Interestingly, the attorneys for the employees also agreed that Title VII did not require employers to treat women and men in an identical manner, as long as the differential treatment did not disadvantage one sex over the other. They also declined to endorse identical terms of address for men and women, identical dress codes for men and women, or gender-neutral restrooms and changing areas. The topic of preferred pronouns never came up with a Court that leans conservative by 5-4.
‘Parade of horribles’
Both the “liberal” and “conservative” justices asked about whether interpreting Title VII to encompass LGBT rights would make it unlawful for employers to have separate male and female restrooms, or whether transgender women (biological males) would be able to work at, say, a shelter for rape victims or compete with biological women in sports. Justice Stephen Breyer dismissed these concerns as a “parade of horribles.”
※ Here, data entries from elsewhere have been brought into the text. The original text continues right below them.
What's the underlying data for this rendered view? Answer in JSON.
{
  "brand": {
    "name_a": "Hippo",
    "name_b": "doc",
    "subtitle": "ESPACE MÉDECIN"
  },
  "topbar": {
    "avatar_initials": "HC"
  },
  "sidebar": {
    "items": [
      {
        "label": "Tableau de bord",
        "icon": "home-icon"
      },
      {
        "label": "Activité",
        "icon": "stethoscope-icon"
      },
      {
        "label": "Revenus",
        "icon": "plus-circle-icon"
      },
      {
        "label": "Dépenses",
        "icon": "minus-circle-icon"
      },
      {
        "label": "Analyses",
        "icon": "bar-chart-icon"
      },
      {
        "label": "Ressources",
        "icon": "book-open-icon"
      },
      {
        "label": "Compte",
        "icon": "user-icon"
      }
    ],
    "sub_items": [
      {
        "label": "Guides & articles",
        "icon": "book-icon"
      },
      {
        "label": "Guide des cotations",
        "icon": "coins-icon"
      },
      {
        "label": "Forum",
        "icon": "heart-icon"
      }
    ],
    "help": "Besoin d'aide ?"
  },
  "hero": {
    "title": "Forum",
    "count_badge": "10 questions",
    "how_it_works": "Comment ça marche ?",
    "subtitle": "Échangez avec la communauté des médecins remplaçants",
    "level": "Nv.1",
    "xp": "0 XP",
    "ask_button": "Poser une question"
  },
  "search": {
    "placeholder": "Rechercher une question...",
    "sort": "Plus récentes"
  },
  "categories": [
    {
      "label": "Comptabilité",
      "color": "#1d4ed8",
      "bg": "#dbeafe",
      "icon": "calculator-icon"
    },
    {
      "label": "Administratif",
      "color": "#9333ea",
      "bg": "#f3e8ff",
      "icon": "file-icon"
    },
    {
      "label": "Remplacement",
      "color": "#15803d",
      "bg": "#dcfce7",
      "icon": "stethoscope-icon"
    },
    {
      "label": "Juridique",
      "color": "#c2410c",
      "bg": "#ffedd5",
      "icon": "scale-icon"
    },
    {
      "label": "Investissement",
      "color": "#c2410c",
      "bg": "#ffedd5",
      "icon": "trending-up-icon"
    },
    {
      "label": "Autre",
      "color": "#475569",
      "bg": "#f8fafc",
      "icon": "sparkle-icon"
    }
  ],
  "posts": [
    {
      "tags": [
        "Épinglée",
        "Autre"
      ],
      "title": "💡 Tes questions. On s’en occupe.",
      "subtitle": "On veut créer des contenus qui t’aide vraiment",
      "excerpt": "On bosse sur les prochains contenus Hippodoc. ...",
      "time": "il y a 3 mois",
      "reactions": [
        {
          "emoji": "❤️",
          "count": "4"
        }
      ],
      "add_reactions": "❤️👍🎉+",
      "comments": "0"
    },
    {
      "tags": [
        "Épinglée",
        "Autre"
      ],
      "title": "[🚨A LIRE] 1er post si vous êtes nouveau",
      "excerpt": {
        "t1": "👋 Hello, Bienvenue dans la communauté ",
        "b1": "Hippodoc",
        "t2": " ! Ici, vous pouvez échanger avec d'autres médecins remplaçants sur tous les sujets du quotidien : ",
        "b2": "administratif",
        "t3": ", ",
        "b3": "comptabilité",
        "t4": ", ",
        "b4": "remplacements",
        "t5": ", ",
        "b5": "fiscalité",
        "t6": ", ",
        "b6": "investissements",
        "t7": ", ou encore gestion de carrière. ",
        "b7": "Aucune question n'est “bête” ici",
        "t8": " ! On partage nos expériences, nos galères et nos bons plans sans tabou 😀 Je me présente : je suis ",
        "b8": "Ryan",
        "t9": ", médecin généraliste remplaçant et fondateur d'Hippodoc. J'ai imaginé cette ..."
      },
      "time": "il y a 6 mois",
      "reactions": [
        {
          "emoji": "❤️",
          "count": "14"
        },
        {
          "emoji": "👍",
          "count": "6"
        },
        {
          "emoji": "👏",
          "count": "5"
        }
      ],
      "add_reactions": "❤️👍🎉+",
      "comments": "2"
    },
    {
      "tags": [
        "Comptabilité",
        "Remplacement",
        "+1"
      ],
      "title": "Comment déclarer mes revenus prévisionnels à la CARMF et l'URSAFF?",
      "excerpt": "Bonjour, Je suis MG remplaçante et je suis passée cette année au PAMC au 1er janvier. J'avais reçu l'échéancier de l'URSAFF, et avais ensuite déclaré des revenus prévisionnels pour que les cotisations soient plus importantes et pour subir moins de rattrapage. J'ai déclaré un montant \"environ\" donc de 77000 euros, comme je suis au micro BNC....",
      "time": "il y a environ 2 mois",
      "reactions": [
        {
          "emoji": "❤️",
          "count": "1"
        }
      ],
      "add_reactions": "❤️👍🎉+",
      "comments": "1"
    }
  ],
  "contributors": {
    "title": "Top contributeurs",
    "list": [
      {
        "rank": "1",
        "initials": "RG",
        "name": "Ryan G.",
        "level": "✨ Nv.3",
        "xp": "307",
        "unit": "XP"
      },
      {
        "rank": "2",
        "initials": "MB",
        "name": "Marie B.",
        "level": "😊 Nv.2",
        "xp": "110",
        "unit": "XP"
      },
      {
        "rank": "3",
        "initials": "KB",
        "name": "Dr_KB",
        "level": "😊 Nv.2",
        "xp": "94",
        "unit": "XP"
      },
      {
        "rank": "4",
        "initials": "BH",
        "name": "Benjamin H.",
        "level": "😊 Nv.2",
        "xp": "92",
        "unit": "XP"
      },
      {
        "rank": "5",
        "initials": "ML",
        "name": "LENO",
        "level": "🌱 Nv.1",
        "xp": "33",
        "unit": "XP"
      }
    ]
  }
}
The alleged “swing vote,” according to most commentators, is Justice Neil Gorsuch. Lean in to his observation:
JUSTICE GORSUCH: — and that — that is more effective — more appropriate (sic) a legislative rather than a judicial function? That’s it. It’s a question of judicial modesty.
This exchange is on Pages 26-27 of the R.G.-G.R. transcript.
First, I don’t think Justice Gorsuch was talking about himself. I think he was talking about a hypothetical judge: “(A)ssume for the moment . . . The judge finds it really close.”
Second, I think he’s asking whether, even in a close case, whether it isn’t better to provide protections to LGBT people through the give-and-take of the legislative process rather than through court interpretation.
Justice Gorsuch will find that Title VII does not prohibit sexual-orientation or gender-identity discrimination. You can throw rocks at me if it turns out that I am wrong.